Sunday, January 30, 2011

Jeggings and other foes....

Ahhh pregnancy, such a beautiful time.  Your little one growing inside of you, feeling his every kick and prod. The excitement and thrill of his arrival growing with each day that you decorate the nursery and fold little clothes.

Also growing with your beautiful baby....your stomach, your skin, your ass, boobs, thighs, hips....oh the list goes on.

Yes, our bundles of joy are worth every stretch mark, dimple of cellulite and sagging...well everything.  However, I have realized there are some things that will deflate the 30 something mommy ego faster than your toddler can put a lego in their mouth.

Trying on a bikini- When did this become such a dreaded and horrid event?  It doesn't seem that long ago that I bounded into Dillards and grabbed the smallest bikini I could find, skipped happily to the dressing room with thoughts of incredibly tanned skin dancing in my head.  I think most mommies will agree they would rather take their kid to the dentist than try on a bathing suit in a public place. It is an exercise in extreme humility which forces me to thank God for creating the internet and online shopping.  Wait, was that God or Al Gore?  I can never remember....

Watching your skin turn into a roadmap- Laugh lines my ass...they are wrinkles. I don't want my face to be a map of my soul and experience, I want it to be as smooth as a newborn baby's butt.  But gone are the taut and firm days of our 20's.  Sephora gift cards are now used for eye cream and moisturizer instead of the newest eyeshadows. Taking pictures turns into a Barbara Walters interview of soft lighting and perfect positioning. 

Being called ma'am...a lot- Yes it's polite, yes it may be required by your employer but damn it, nothing makes me feel as old as when a 20 something calls me ma'am. Do I look like your Grandma or even your Mom?  And if you say yes, I am going to punch you in the head.....

Jeggings and skinny jeans- Everywhere you go these days, you can't turn around without seeing skinny jeans, leggings or jeggings.  However, as I discovered recently, nothing will kill your ego faster than jumping up and down in a dressing room and sweating profusely while trying to get on a pair of jeggings  Even worse?  Not knowing what jeggings were until said trip.

Turning heads...of 50 year old men- Gone are the days of whistling construction workers.  Even the weird guys in the car next to you take one look at the car seat and quickly look away. Walking into the bar for happy hour with your boyfriend cut jeans and your ballet flats just doesn't get you the same attention your backless shirts used to garner.  Let's face it, someone checking you out that may or may not be your dad's friend isn't really the boost you are looking for.

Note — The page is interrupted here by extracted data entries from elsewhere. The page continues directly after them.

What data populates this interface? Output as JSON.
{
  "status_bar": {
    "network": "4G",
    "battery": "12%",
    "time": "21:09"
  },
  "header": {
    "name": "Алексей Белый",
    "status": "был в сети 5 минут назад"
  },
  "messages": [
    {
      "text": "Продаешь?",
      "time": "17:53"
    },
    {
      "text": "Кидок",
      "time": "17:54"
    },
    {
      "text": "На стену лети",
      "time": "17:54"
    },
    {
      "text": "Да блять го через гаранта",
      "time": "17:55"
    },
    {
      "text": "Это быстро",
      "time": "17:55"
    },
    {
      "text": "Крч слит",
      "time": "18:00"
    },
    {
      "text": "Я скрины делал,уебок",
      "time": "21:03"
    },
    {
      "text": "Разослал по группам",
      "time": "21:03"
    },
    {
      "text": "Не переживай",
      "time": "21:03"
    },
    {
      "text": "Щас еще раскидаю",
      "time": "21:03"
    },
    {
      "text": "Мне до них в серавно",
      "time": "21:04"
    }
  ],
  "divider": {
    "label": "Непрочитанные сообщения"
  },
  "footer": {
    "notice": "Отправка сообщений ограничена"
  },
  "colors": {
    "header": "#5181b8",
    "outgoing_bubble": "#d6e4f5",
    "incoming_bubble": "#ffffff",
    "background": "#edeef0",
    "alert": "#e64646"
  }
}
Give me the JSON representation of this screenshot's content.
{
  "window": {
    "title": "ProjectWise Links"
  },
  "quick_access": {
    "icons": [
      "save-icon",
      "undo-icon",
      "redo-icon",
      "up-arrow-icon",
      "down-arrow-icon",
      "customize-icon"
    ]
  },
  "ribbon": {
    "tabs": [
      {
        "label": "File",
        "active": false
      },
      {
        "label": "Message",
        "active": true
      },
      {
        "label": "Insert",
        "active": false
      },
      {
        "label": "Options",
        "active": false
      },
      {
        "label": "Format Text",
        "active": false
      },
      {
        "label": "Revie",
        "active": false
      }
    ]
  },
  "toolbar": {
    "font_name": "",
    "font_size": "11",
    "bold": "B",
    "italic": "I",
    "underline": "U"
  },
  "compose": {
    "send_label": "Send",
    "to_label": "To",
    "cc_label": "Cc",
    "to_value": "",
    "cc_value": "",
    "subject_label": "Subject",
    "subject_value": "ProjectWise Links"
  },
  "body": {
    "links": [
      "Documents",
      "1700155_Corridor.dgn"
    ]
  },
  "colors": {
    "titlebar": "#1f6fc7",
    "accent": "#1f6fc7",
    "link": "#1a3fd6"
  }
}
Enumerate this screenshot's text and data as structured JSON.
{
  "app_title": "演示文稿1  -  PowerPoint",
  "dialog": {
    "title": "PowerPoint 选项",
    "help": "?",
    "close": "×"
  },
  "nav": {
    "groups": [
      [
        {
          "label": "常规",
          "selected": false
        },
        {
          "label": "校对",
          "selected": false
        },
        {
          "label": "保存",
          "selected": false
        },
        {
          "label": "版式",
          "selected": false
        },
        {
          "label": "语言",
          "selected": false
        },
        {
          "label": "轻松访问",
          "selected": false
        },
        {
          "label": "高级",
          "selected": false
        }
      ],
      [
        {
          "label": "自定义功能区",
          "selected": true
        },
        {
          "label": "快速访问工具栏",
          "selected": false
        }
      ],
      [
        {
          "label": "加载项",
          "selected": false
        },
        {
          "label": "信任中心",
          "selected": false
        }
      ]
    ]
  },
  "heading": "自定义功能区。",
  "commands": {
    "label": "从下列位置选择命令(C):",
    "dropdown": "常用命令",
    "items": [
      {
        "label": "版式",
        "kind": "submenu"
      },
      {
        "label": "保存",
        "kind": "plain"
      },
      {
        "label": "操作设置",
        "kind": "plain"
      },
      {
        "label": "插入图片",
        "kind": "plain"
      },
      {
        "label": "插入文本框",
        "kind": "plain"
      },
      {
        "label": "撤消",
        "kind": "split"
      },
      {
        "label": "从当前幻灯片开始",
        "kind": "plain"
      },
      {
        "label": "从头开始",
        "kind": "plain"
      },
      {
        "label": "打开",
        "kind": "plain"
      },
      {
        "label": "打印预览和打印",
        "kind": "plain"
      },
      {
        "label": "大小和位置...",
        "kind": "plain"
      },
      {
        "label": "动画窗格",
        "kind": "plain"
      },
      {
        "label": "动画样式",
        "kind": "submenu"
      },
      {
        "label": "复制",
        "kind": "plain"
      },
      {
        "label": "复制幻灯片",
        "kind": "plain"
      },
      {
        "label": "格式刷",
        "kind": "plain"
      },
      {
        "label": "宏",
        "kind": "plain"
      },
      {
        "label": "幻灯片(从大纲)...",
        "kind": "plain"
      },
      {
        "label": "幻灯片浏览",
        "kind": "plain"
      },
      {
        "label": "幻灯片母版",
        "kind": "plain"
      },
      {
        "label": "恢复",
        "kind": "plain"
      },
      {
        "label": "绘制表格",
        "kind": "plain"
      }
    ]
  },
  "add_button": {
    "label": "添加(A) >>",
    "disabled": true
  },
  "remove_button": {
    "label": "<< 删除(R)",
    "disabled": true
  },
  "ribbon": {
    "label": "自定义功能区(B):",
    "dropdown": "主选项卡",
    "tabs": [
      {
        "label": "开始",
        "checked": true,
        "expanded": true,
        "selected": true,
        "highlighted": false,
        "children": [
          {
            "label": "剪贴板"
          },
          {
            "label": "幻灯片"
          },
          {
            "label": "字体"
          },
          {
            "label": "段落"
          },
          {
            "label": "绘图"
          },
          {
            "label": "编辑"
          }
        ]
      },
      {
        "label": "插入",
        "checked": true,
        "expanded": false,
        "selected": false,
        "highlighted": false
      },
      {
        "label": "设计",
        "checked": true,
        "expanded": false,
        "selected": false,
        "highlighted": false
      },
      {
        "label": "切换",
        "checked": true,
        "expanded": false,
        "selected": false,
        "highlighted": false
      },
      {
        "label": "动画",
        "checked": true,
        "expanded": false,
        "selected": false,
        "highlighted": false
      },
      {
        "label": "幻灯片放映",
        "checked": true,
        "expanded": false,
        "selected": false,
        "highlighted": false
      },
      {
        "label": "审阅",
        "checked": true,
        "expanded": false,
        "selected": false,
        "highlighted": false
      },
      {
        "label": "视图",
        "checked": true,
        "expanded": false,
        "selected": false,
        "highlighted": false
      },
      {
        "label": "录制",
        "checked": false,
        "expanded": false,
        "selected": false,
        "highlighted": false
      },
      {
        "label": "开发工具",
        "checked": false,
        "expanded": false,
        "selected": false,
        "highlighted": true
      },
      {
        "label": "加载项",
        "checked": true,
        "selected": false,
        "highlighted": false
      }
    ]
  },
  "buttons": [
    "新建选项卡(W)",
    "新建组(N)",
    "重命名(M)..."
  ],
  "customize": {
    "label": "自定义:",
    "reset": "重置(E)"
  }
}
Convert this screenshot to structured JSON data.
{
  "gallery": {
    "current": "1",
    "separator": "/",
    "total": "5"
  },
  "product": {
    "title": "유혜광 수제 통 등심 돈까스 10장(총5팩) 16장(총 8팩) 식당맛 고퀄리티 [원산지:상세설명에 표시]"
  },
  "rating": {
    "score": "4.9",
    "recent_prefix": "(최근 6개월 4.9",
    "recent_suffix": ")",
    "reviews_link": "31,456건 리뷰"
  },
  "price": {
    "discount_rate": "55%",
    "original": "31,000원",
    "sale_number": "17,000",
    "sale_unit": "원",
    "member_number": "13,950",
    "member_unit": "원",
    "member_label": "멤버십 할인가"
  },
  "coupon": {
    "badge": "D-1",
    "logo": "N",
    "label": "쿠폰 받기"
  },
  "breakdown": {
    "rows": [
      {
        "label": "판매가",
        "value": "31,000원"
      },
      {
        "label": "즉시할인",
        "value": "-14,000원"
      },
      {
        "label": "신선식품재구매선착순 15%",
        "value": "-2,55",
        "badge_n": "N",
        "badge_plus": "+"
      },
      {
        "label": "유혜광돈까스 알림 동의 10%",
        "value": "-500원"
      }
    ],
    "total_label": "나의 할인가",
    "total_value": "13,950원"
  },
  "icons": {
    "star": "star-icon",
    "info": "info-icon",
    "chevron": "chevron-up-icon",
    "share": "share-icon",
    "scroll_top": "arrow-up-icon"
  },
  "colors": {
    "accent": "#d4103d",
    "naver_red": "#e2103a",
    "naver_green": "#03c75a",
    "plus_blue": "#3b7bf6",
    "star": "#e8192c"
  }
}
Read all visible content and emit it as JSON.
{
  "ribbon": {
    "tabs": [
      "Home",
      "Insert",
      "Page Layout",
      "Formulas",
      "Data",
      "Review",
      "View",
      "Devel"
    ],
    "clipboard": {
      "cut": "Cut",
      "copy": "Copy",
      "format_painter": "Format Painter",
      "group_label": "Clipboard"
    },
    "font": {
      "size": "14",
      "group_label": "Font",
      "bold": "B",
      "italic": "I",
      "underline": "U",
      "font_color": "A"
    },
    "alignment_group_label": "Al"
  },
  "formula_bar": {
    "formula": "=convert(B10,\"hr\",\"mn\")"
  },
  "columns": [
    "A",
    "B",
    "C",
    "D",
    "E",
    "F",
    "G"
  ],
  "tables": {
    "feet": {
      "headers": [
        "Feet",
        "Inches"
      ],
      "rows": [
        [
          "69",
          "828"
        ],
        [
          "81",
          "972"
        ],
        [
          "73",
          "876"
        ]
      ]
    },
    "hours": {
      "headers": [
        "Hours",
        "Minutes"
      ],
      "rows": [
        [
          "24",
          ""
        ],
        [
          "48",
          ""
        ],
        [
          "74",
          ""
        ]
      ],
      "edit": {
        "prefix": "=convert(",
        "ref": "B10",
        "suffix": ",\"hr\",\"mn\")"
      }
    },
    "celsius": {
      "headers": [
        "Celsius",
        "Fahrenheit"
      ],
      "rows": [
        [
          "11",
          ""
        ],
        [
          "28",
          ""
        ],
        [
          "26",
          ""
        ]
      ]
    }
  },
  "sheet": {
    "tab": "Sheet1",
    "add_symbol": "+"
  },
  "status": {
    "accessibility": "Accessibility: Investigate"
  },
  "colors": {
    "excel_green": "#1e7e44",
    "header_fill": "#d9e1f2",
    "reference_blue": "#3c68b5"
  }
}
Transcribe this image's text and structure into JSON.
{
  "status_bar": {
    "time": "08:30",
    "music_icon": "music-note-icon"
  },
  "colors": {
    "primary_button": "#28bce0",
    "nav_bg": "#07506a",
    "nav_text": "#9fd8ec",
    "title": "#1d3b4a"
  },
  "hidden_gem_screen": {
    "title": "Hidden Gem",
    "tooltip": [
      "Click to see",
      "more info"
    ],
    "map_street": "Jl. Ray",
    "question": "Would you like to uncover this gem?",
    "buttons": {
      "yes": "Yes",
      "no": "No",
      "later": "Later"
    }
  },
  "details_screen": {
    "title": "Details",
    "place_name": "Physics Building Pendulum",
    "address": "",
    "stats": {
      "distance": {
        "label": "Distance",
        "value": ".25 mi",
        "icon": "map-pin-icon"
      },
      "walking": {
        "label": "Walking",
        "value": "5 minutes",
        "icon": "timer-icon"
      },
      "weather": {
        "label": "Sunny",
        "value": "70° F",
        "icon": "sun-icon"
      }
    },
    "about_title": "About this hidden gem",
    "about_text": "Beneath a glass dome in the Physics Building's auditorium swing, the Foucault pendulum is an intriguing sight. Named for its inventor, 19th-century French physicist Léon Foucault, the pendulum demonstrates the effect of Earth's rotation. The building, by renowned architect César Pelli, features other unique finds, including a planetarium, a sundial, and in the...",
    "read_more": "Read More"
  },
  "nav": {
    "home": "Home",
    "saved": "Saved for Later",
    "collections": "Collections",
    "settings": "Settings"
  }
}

There is a lot that goes along with being older, wiser and especially having the experience of being a mom.  Even though the Wonder Bra turns into "It's a wonder that I can get my boobs this high after breast feeding" bra and the Miracle Bra turns into the "It will be a miracle for my husband if he sees this in the next three weeks" bra. 

In the end watching our little ones grow into their own is worth the size 4 jeans gathering dust in your closet.
Like Jack Handy says..."If you drop your keys into molten lava, you have to let them go, cuz man....they're gone".